A Seat at the Table: IT Leadership in the Age of Agility

Written by Mark Schwartz in 2017.

Some notes from the book

Challenging questions:

  • What is the relationship between IT and the business, and how does it change as we introduce Agile and Lean approaches?
  • The way the CIO role is defined, conceived, and executed today is incompatible with Agile thinking.
  • Honest and open conversations are not taking place at the interface between management and Agile delivery teams.
  • Can we encourage shadow IT so that we can take advantage of all of the skills and enthusiasm that exist across the enterprise?
  • How “Open-Source” is your organization?
  • How do you empower your organization with an “Open-Source” approach?

Other notes:

Transformational projects are evidence that a mistake has been made. The worst of these transformational projects are socalled “modernization projects”—transformational projects undertaken to bring technology platforms up to date. But whether these projects are to transform business capabilities or their technological underpinnings, they are the result of poor stewardship of IT assets and old ways of thinking about IT governance and execution.

A transformational project occurs when the amount of debt has become too much to bear.

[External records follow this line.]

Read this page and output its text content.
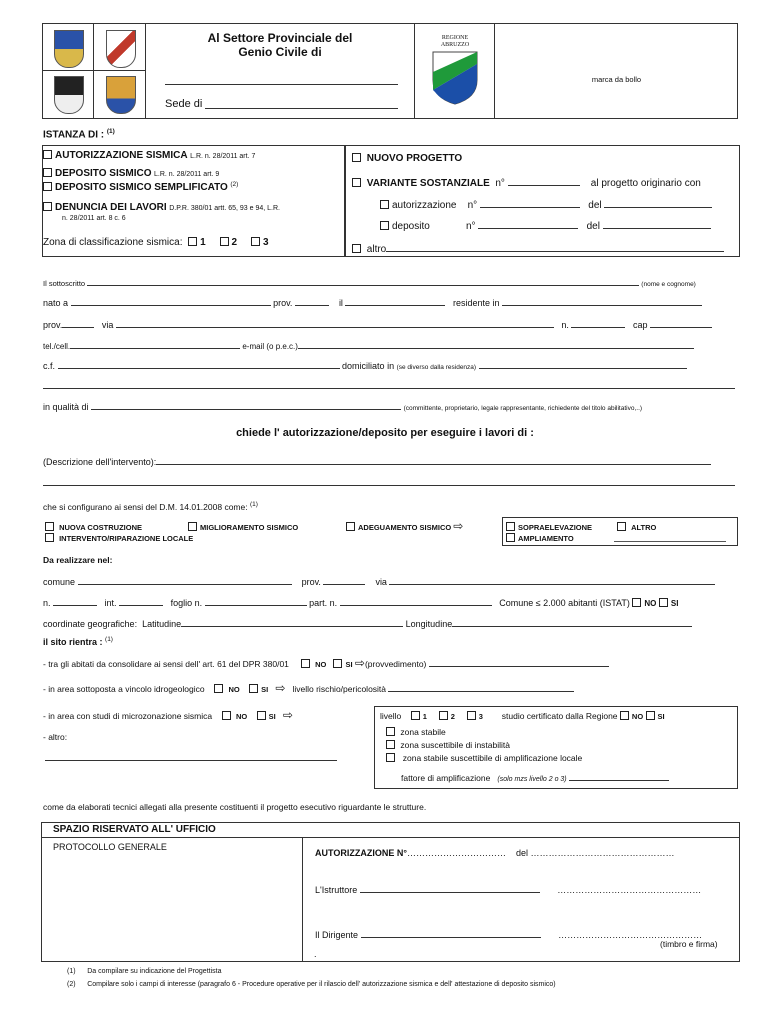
Al Settore Provinciale del
Genio Civile di
Sede di
REGIONE ABRUZZO
marca da bollo
ISTANZA DI : $^{(1)}$
AUTORIZZAZIONE SISMICA L.R. n. 28/2011 art. 7
DEPOSITO SISMICO L.R. n. 28/2011 art. 9
DEPOSITO SISMICO SEMPLIFICATO $^{(2)}$
DENUNCIA DEI LAVORI D.P.R. 380/01 artt. 65, 93 e 94, L.R.
n. 28/2011 art. 8 c. 6
Zona di classificazione sismica: 1	2	3
NUOVO PROGETTO
VARIANTE SOSTANZIALE n°	al progetto originario con
autorizzazione n°	del
deposito	n°	del
altro
Il sottoscritto	(nome e cognome)
nato a	prov.	il	residente in
prov.	via	n.	cap
tel./cell.	e-mail (o p.e.c.)
c.f.	domiciliato in (se diverso dalla residenza)
in qualità di	(committente, proprietario, legale rappresentante, richiedente del titolo abilitativo,..)
chiede l' autorizzazione/deposito per eseguire i lavori di :
(Descrizione dell'intervento):
che si configurano ai sensi del D.M. 14.01.2008 come: $^{(1)}$
NUOVA COSTRUZIONE	MIGLIORAMENTO SISMICO	ADEGUAMENTO SISMICO ⇨	SOPRAELEVAZIONE	ALTRO
INTERVENTO/RIPARAZIONE LOCALE	AMPLIAMENTO
Da realizzare nel:
comune	prov.	via
n.	int.	foglio n.	part. n.	Comune ≤ 2.000 abitanti (ISTAT) NO SI
coordinate geografiche: Latitudine	Longitudine
il sito rientra : $^{(1)}$
- tra gli abitati da consolidare ai sensi dell' art. 61 del DPR 380/01	NO	SI ⇨(provvedimento)
- in area sottoposta a vincolo idrogeologico	NO	SI ⇨ livello rischio/pericolosità
- in area con studi di microzonazione sismica	NO	SI ⇨	livello	1	2	3 studio certificato dalla Regione NO SI
zona stabile
zona suscettibile di instabilità
zona stabile suscettibile di amplificazione locale
fattore di amplificazione (solo mzs livello 2 o 3)
- altro:
come da elaborati tecnici allegati alla presente costituenti il progetto esecutivo riguardante le strutture.
SPAZIO RISERVATO ALL' UFFICIO
PROTOCOLLO GENERALE
AUTORIZZAZIONE N°…………………………… del …………………………………………
L'Istruttore	…………………………………………
Il Dirigente	…………………………………………
(timbro e firma)
.
(1) Da compilare su indicazione del Progettista
(2) Compilare solo i campi di interesse (paragrafo 6 - Procedure operative per il rilascio dell' autorizzazione sismica e dell' attestazione di deposito sismico)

An example of this growing divergence is technical debt. Technical debt arises when the development team takes a shortcut to release a feature more quickly, leaving known imperfections in the code. This debt will need to be paid off sooner or later by improving the code, but for the moment, the feature works in production and users cannot tell the difference. As with any other debt, though, the company will need to pay interest until it is retired. Perhaps the code is poorly organized—future modifications will be difficult and costly until the debt is retired by reorganizing the code. This is neither an argument against pappardelle nor against incurring technical debt—companies often properly take on debt to finance activities. But too much debt can sink the company.

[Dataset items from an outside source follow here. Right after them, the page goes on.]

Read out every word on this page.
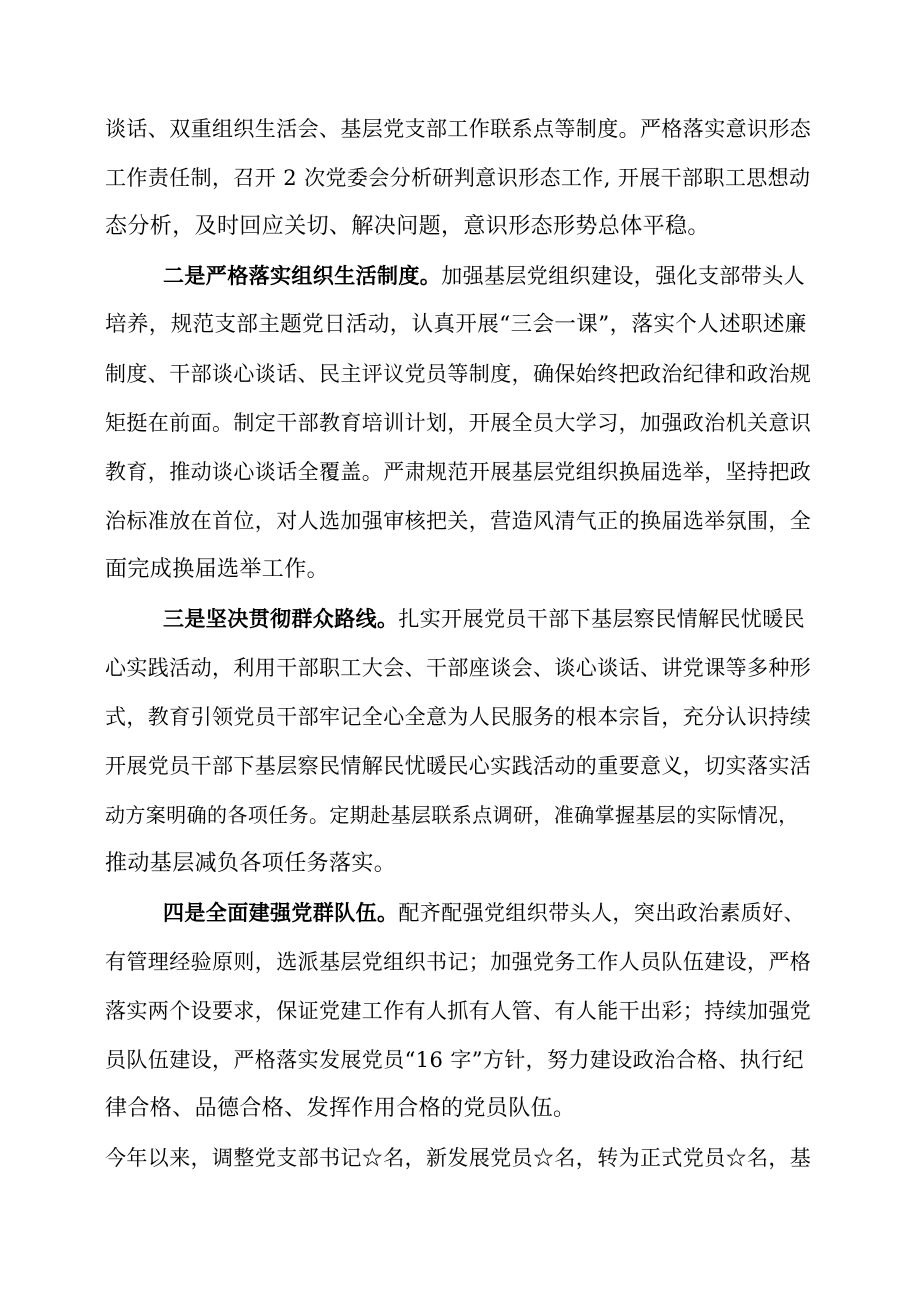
谈话、双重组织生活会、基层党支部工作联系点等制度。严格落实意识形态
工作责任制，召开 2 次党委会分析研判意识形态工作, 开展干部职工思想动
态分析，及时回应关切、解决问题，意识形态形势总体平稳。
二是严格落实组织生活制度。加强基层党组织建设，强化支部带头人
培养，规范支部主题党日活动，认真开展“三会一课”，落实个人述职述廉
制度、干部谈心谈话、民主评议党员等制度，确保始终把政治纪律和政治规
矩挺在前面。制定干部教育培训计划，开展全员大学习，加强政治机关意识
教育，推动谈心谈话全覆盖。严肃规范开展基层党组织换届选举，坚持把政
治标准放在首位，对人选加强审核把关，营造风清气正的换届选举氛围，全
面完成换届选举工作。
三是坚决贯彻群众路线。扎实开展党员干部下基层察民情解民忧暖民
心实践活动，利用干部职工大会、干部座谈会、谈心谈话、讲党课等多种形
式，教育引领党员干部牢记全心全意为人民服务的根本宗旨，充分认识持续
开展党员干部下基层察民情解民忧暖民心实践活动的重要意义，切实落实活
动方案明确的各项任务。定期赴基层联系点调研，准确掌握基层的实际情况，
推动基层减负各项任务落实。
四是全面建强党群队伍。配齐配强党组织带头人，突出政治素质好、
有管理经验原则，选派基层党组织书记；加强党务工作人员队伍建设，严格
落实两个设要求，保证党建工作有人抓有人管、有人能干出彩；持续加强党
员队伍建设，严格落实发展党员“16 字”方针，努力建设政治合格、执行纪
律合格、品德合格、发挥作用合格的党员队伍。
今年以来，调整党支部书记☆名，新发展党员☆名，转为正式党员☆名，基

I don’t mean that standards are bad. Let’s just agree that they might be overrated.

Three major trends have dramatically altered the trade off between building and buying: virtualization, abstraction, and script-ability.

Notes related to risks

The Agile way to deal with uncertainty is to create options and then “buy” information to more accurately assess probabilities.

We build something, measure results, and thereby learn enough to cope with the uncertainty. “The purpose of measurement,” they remind us, “is not to gain certainty but to reduce uncertainty.” Uncertainty is still a given, but we want to drive out as much as we can until it stops being cost-effective to do so.

The main risk we should be worrying about is the cost of not meeting our business objectives on the designated schedule and at the designated cost.

A senior executive’s job is to manage risk. We often interpret this as reducing or mitigating risk. But really the executive’s job is to take risks, not to avoid them.

Notes related to quality

One of the hardest things to explain about IT to outsiders is why all this failure is considered acceptable.